Who needs bouquets when your loved one brings you cauliflower?!

Recently Big Man came home with one of his horticultural “surprises” for me.  Five cauliflowers!  We both love cauliflower, but after giving some away and eating cauliflower with vinaigrette, buttered cauliflower and cauliflower cheese, we were still looking at a cooked cauliflower in the fridge wondering what to do with it.

Inspired by a potato and garlic soup recipe over at Rufus´ Food and Spirits Guide, this cauliflower´s destiny was decided.  Of course, I was in a rush and didn´t have exactly the ingredients to hand, so I made do.

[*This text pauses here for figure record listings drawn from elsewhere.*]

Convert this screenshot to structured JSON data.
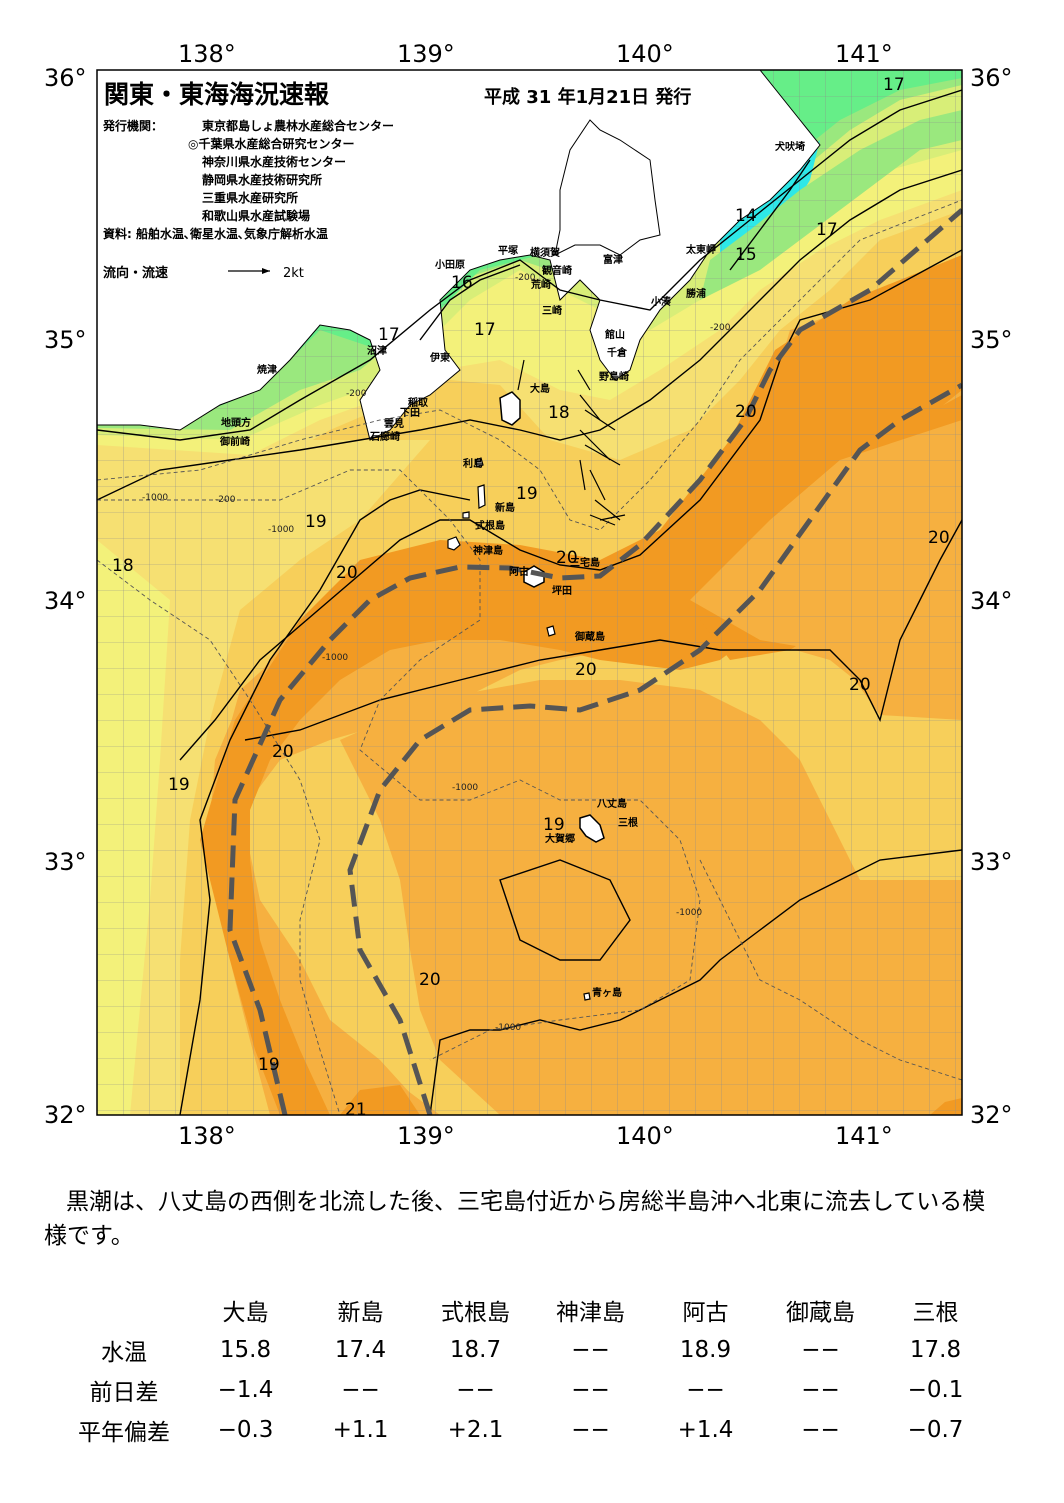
{
  "title": "関東・東海海況速報",
  "issue_date": "平成 31 年1月21日 発行",
  "agencies_label": "発行機関：",
  "agencies": [
    "東京都島しょ農林水産総合センター",
    "◎千葉県水産総合研究センター",
    "神奈川県水産技術センター",
    "静岡県水産技術研究所",
    "三重県水産研究所",
    "和歌山県水産試験場"
  ],
  "source": "資料: 船舶水温､衛星水温､気象庁解析水温",
  "flow_legend_label": "流向・流速",
  "flow_legend_scale": "2kt",
  "lon_labels": [
    "138°",
    "139°",
    "140°",
    "141°"
  ],
  "lat_labels": [
    "36°",
    "35°",
    "34°",
    "33°",
    "32°"
  ],
  "place_names": [
    "犬吠埼",
    "太東岬",
    "勝浦",
    "小湊",
    "富津",
    "横須賀",
    "観音崎",
    "平塚",
    "荒崎",
    "三崎",
    "小田原",
    "館山",
    "千倉",
    "野島崎",
    "大島",
    "沼津",
    "伊東",
    "焼津",
    "稲取",
    "下田",
    "雲見",
    "石廊崎",
    "地頭方",
    "御前崎",
    "利島",
    "新島",
    "式根島",
    "神津島",
    "阿古",
    "三宅島",
    "坪田",
    "御蔵島",
    "八丈島",
    "三根",
    "大賀郷",
    "青ヶ島"
  ],
  "isotherm_labels": [
    "17",
    "14",
    "15",
    "17",
    "16",
    "17",
    "17",
    "18",
    "20",
    "19",
    "19",
    "18",
    "20",
    "20",
    "20",
    "20",
    "20",
    "19",
    "19",
    "20",
    "19",
    "21"
  ],
  "depth_labels": [
    "-200",
    "-1000"
  ],
  "colors": {
    "t13": "#2ee8e8",
    "t14": "#66ee88",
    "t15": "#9ae87e",
    "t16": "#d8ee78",
    "t17": "#f3f17a",
    "t18": "#f6e072",
    "t19": "#f7cf5a",
    "t20": "#f6b040",
    "t21": "#f29a22",
    "land": "#ffffff",
    "kuroshio_axis": "#555555"
  },
  "description": "黒潮は、八丈島の西側を北流した後、三宅島付近から房総半島沖へ北東に流去している模様です。",
  "table": {
    "columns": [
      "大島",
      "新島",
      "式根島",
      "神津島",
      "阿古",
      "御蔵島",
      "三根"
    ],
    "rows": [
      {
        "label": "水温",
        "values": [
          "15.8",
          "17.4",
          "18.7",
          "−−",
          "18.9",
          "−−",
          "17.8"
        ]
      },
      {
        "label": "前日差",
        "values": [
          "−1.4",
          "−−",
          "−−",
          "−−",
          "−−",
          "−−",
          "−0.1"
        ]
      },
      {
        "label": "平年偏差",
        "values": [
          "−0.3",
          "+1.1",
          "+2.1",
          "−−",
          "+1.4",
          "−−",
          "−0.7"
        ]
      }
    ]
  }
}
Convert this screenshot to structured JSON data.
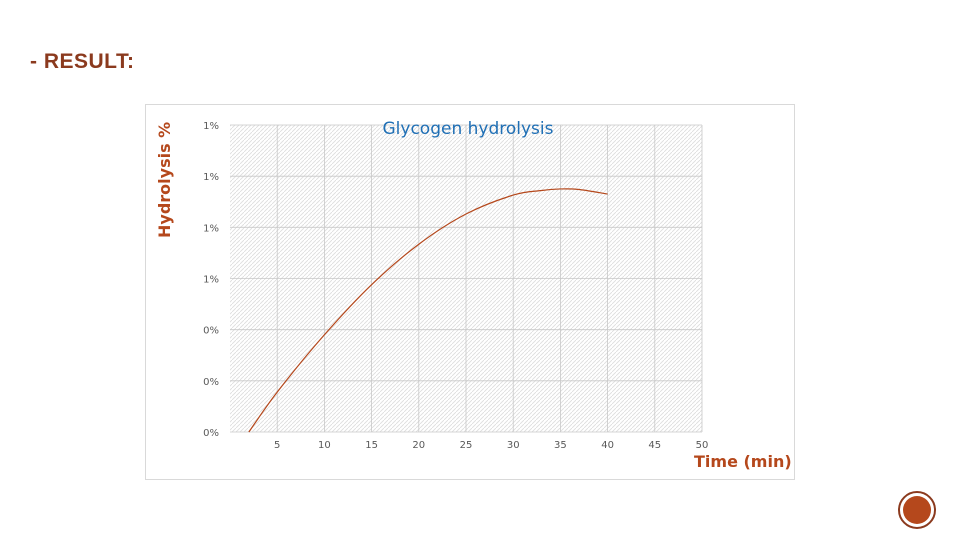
{
  "slide": {
    "heading": "- RESULT:"
  },
  "chart_data": {
    "type": "line",
    "title": "Glycogen hydrolysis",
    "xlabel": "Time (min)",
    "ylabel": "Hydrolysis %",
    "x_ticks": [
      "5",
      "10",
      "15",
      "20",
      "25",
      "30",
      "35",
      "40",
      "45",
      "50"
    ],
    "y_ticks": [
      "0%",
      "0%",
      "0%",
      "1%",
      "1%",
      "1%",
      "1%"
    ],
    "xlim": [
      0,
      50
    ],
    "ylim": [
      0,
      6
    ],
    "grid": true,
    "series": [
      {
        "color": "#b5481c",
        "x": [
          2,
          5,
          10,
          15,
          20,
          25,
          30,
          33,
          35,
          37,
          40
        ],
        "y": [
          0,
          0.78,
          1.9,
          2.88,
          3.67,
          4.26,
          4.63,
          4.72,
          4.75,
          4.74,
          4.65
        ]
      }
    ]
  },
  "colors": {
    "heading": "#8b3a1e",
    "accent": "#b5481c",
    "title": "#1f6fb5",
    "axis_text": "#595959"
  }
}
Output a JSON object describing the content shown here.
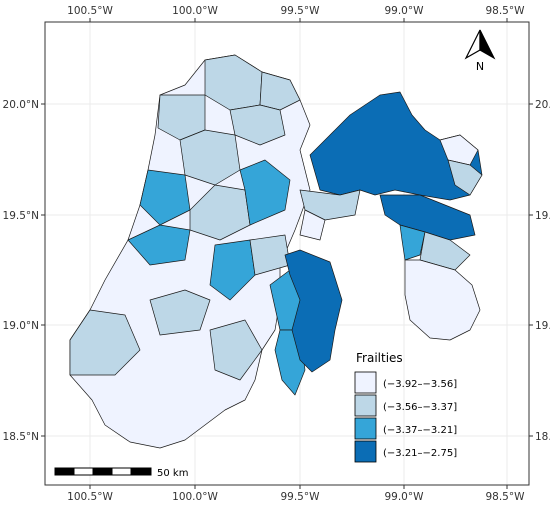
{
  "axes": {
    "x_ticks": [
      "100.5°W",
      "100.0°W",
      "99.5°W",
      "99.0°W",
      "98.5°W"
    ],
    "y_ticks": [
      "20.0°N",
      "19.5°N",
      "19.0°N",
      "18.5°N"
    ]
  },
  "north_arrow": {
    "label": "N"
  },
  "scale_bar": {
    "label": "50 km"
  },
  "legend": {
    "title": "Frailties",
    "items": [
      {
        "label": "(−3.92–−3.56]",
        "color": "#eff3ff"
      },
      {
        "label": "(−3.56–−3.37]",
        "color": "#bdd7e7"
      },
      {
        "label": "(−3.37–−3.21]",
        "color": "#35a5d8"
      },
      {
        "label": "(−3.21–−2.75]",
        "color": "#0b6db5"
      }
    ]
  },
  "colors": {
    "panel_bg": "#ffffff",
    "grid": "#ebebeb",
    "border": "#333333",
    "region_stroke": "#1a1a1a"
  }
}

I loved the idea of the roasted garlic, but as I had nothing else to cook in the oven, it felt extravagant to turn the oven on just to roast one head of garlic.   I decided to experiment and try to cook it in the microwave to see how it turned out.  I usually use my microwave to store my bread in (a kind of electrical bread bin if you like!) so for me to actually cook something in my microwave is rather unusual…

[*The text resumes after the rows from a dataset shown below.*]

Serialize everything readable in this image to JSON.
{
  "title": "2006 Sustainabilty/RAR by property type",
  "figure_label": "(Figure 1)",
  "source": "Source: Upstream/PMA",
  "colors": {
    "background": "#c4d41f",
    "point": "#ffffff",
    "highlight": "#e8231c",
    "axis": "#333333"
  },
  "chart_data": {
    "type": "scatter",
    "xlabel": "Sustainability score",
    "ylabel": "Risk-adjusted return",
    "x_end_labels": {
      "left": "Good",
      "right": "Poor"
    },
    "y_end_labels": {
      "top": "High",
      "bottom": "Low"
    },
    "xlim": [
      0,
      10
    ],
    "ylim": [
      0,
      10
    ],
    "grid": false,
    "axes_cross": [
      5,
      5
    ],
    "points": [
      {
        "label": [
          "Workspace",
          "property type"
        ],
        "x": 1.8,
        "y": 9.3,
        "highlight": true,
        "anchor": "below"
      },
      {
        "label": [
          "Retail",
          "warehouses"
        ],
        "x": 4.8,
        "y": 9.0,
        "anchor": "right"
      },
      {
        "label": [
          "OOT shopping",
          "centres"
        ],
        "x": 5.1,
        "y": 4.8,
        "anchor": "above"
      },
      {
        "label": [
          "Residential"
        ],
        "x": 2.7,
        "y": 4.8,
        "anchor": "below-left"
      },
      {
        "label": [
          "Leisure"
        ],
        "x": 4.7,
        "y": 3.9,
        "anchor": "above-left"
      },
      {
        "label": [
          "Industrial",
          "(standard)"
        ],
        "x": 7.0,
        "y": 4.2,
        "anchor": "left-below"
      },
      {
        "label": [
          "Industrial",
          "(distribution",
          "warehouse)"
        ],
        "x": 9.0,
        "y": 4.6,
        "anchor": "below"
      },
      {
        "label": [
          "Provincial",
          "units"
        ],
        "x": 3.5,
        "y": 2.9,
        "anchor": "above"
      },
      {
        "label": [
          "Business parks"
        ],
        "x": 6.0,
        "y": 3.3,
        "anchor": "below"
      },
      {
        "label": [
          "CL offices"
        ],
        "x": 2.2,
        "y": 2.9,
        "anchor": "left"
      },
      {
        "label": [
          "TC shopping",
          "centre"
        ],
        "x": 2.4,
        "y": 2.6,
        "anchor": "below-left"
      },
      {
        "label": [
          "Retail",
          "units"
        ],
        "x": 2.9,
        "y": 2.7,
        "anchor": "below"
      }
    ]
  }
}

I put a whole head of garlic in on medium for about 3 minutes and I was amazed when it was done.  Of course, there were no lovely toasty edges, but the garlic smelt great and each clove was perfectly soft and ready to pop out of its skin to use.

I put the cloves of garlic in a saucepan with a little olive oil and warmed them through whilst mashing them with the back of a spoon.  I added the cooked cauliflower broken into florets, a teaspoon of ground cumin seeds and covered with vegetable stock (although water would also be fine).  After bringing it to the boil I reduced the heat and let it simmer for about 10 minutes.

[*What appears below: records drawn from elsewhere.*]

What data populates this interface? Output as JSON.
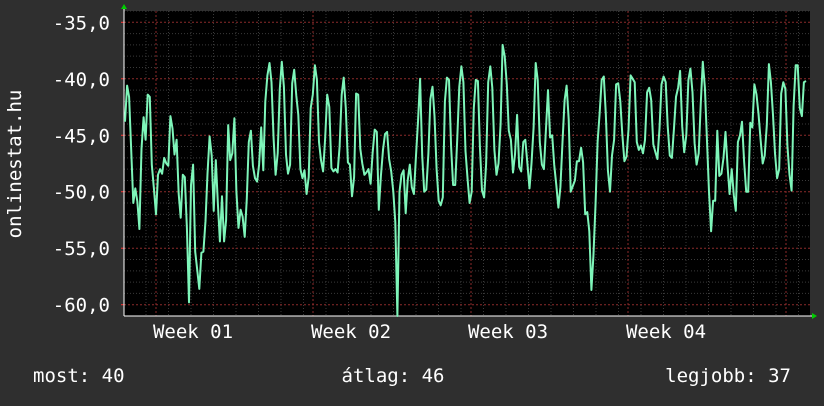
{
  "colors": {
    "background": "#2f2f2f",
    "plot_background": "#000000",
    "series": "#7ef5b9",
    "text": "#ffffff",
    "grid_major": "#8b2a2a",
    "grid_minor": "#3a3a3a",
    "arrow": "#00cc00"
  },
  "footer": [
    {
      "text": "most: 40"
    },
    {
      "text": "átlag: 46"
    },
    {
      "text": "legjobb: 37"
    }
  ],
  "chart_data": {
    "type": "line",
    "ylabel": "onlinestat.hu",
    "ylim": [
      -61,
      -34
    ],
    "yticks": [
      "-35,0",
      "-40,0",
      "-45,0",
      "-50,0",
      "-55,0",
      "-60,0"
    ],
    "ytick_values": [
      -35,
      -40,
      -45,
      -50,
      -55,
      -60
    ],
    "xticks": [
      "Week 01",
      "Week 02",
      "Week 03",
      "Week 04"
    ],
    "grid": true,
    "series": [
      {
        "values": [
          -43.8,
          -40.6,
          -41.6,
          -46.3,
          -51.0,
          -49.7,
          -50.9,
          -53.3,
          -46.2,
          -43.4,
          -45.4,
          -41.4,
          -41.6,
          -47.6,
          -49.7,
          -52.0,
          -48.5,
          -48.0,
          -48.4,
          -47.0,
          -47.5,
          -47.7,
          -43.3,
          -44.4,
          -46.7,
          -45.4,
          -50.2,
          -52.3,
          -48.5,
          -48.7,
          -53.2,
          -59.8,
          -49.4,
          -47.6,
          -55.3,
          -56.9,
          -58.6,
          -55.4,
          -55.3,
          -52.6,
          -48.4,
          -45.1,
          -46.8,
          -51.7,
          -47.2,
          -51.1,
          -54.4,
          -50.4,
          -54.4,
          -52.5,
          -44.1,
          -47.2,
          -46.6,
          -43.5,
          -50.0,
          -53.2,
          -51.6,
          -52.2,
          -54.0,
          -50.6,
          -45.6,
          -44.6,
          -47.7,
          -48.8,
          -49.1,
          -47.6,
          -44.3,
          -48.1,
          -42.0,
          -39.7,
          -38.6,
          -40.3,
          -45.3,
          -48.5,
          -46.6,
          -40.9,
          -38.5,
          -40.7,
          -46.7,
          -48.4,
          -47.6,
          -40.4,
          -39.2,
          -41.5,
          -43.2,
          -48.0,
          -48.8,
          -48.1,
          -50.2,
          -48.7,
          -42.6,
          -41.4,
          -38.8,
          -40.1,
          -45.6,
          -47.2,
          -48.2,
          -45.2,
          -41.4,
          -42.5,
          -47.9,
          -48.2,
          -48.0,
          -48.3,
          -46.0,
          -41.4,
          -39.9,
          -42.6,
          -47.4,
          -47.6,
          -50.4,
          -48.7,
          -41.3,
          -41.4,
          -46.2,
          -47.5,
          -48.5,
          -48.3,
          -48.0,
          -49.3,
          -46.6,
          -44.5,
          -44.7,
          -51.6,
          -48.6,
          -46.3,
          -44.9,
          -44.7,
          -47.1,
          -48.2,
          -50.0,
          -52.7,
          -61.0,
          -50.0,
          -48.5,
          -48.1,
          -51.9,
          -49.0,
          -47.6,
          -49.6,
          -50.2,
          -46.8,
          -43.8,
          -40.0,
          -46.8,
          -50.0,
          -49.8,
          -46.6,
          -41.8,
          -40.7,
          -43.3,
          -48.0,
          -50.8,
          -51.2,
          -50.5,
          -42.0,
          -39.9,
          -40.1,
          -46.0,
          -49.4,
          -49.4,
          -45.4,
          -40.7,
          -38.9,
          -40.3,
          -46.4,
          -48.9,
          -51.0,
          -50.0,
          -42.6,
          -40.1,
          -40.2,
          -46.0,
          -49.9,
          -50.5,
          -47.6,
          -40.3,
          -38.9,
          -40.8,
          -46.3,
          -48.5,
          -47.5,
          -44.0,
          -37.0,
          -38.0,
          -40.5,
          -44.6,
          -45.4,
          -48.3,
          -46.7,
          -43.2,
          -47.8,
          -48.2,
          -45.6,
          -45.4,
          -47.5,
          -49.7,
          -47.5,
          -44.3,
          -38.6,
          -40.1,
          -45.6,
          -47.6,
          -48.0,
          -44.4,
          -41.0,
          -45.2,
          -45.0,
          -47.6,
          -49.4,
          -51.4,
          -49.6,
          -45.6,
          -41.9,
          -40.6,
          -43.6,
          -50.0,
          -49.5,
          -49.0,
          -47.3,
          -47.3,
          -46.1,
          -47.4,
          -52.0,
          -51.8,
          -53.5,
          -58.7,
          -55.7,
          -51.2,
          -45.6,
          -43.1,
          -40.1,
          -39.8,
          -43.1,
          -48.1,
          -50.0,
          -46.8,
          -45.4,
          -40.5,
          -40.4,
          -42.0,
          -44.9,
          -47.3,
          -46.9,
          -44.5,
          -39.7,
          -40.0,
          -40.3,
          -45.6,
          -46.3,
          -45.9,
          -46.6,
          -45.4,
          -41.2,
          -40.8,
          -41.9,
          -45.8,
          -46.5,
          -47.1,
          -44.4,
          -40.5,
          -39.8,
          -40.3,
          -44.2,
          -46.8,
          -47.0,
          -44.5,
          -41.6,
          -40.8,
          -39.3,
          -44.2,
          -46.5,
          -45.0,
          -40.1,
          -39.1,
          -41.2,
          -45.7,
          -47.6,
          -46.6,
          -42.1,
          -38.5,
          -40.8,
          -45.3,
          -50.0,
          -53.5,
          -50.8,
          -50.8,
          -44.6,
          -48.6,
          -48.4,
          -47.0,
          -44.7,
          -47.8,
          -50.2,
          -48.0,
          -50.3,
          -51.7,
          -45.6,
          -45.0,
          -43.8,
          -47.3,
          -50.0,
          -50.0,
          -43.9,
          -44.3,
          -40.5,
          -41.4,
          -43.1,
          -45.4,
          -47.5,
          -46.8,
          -44.1,
          -38.7,
          -40.3,
          -43.2,
          -46.6,
          -48.8,
          -48.0,
          -41.3,
          -40.3,
          -40.9,
          -45.9,
          -48.5,
          -49.9,
          -42.4,
          -38.8,
          -38.8,
          -42.6,
          -43.3,
          -40.3,
          -40.2
        ]
      }
    ]
  }
}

In the absence of cream I then added half a cup of milk and a tablespoon of mascarpone cheese and then blended with a stick blender.

A few left over rashers of bacon which I also cooked in the microwave – I was feeling adventurous – were cut into small pieces and sprinkled over to finish the dish off.  I put a kitchen towel on a plate, put the bacon on top and covered with another sheet of kitchen towel and cooked on high for 5 minutes.  This gave me beautifully dry, crisp bacon, and no greasy pan to wash.

Perfect!  And I now officially love my microwave.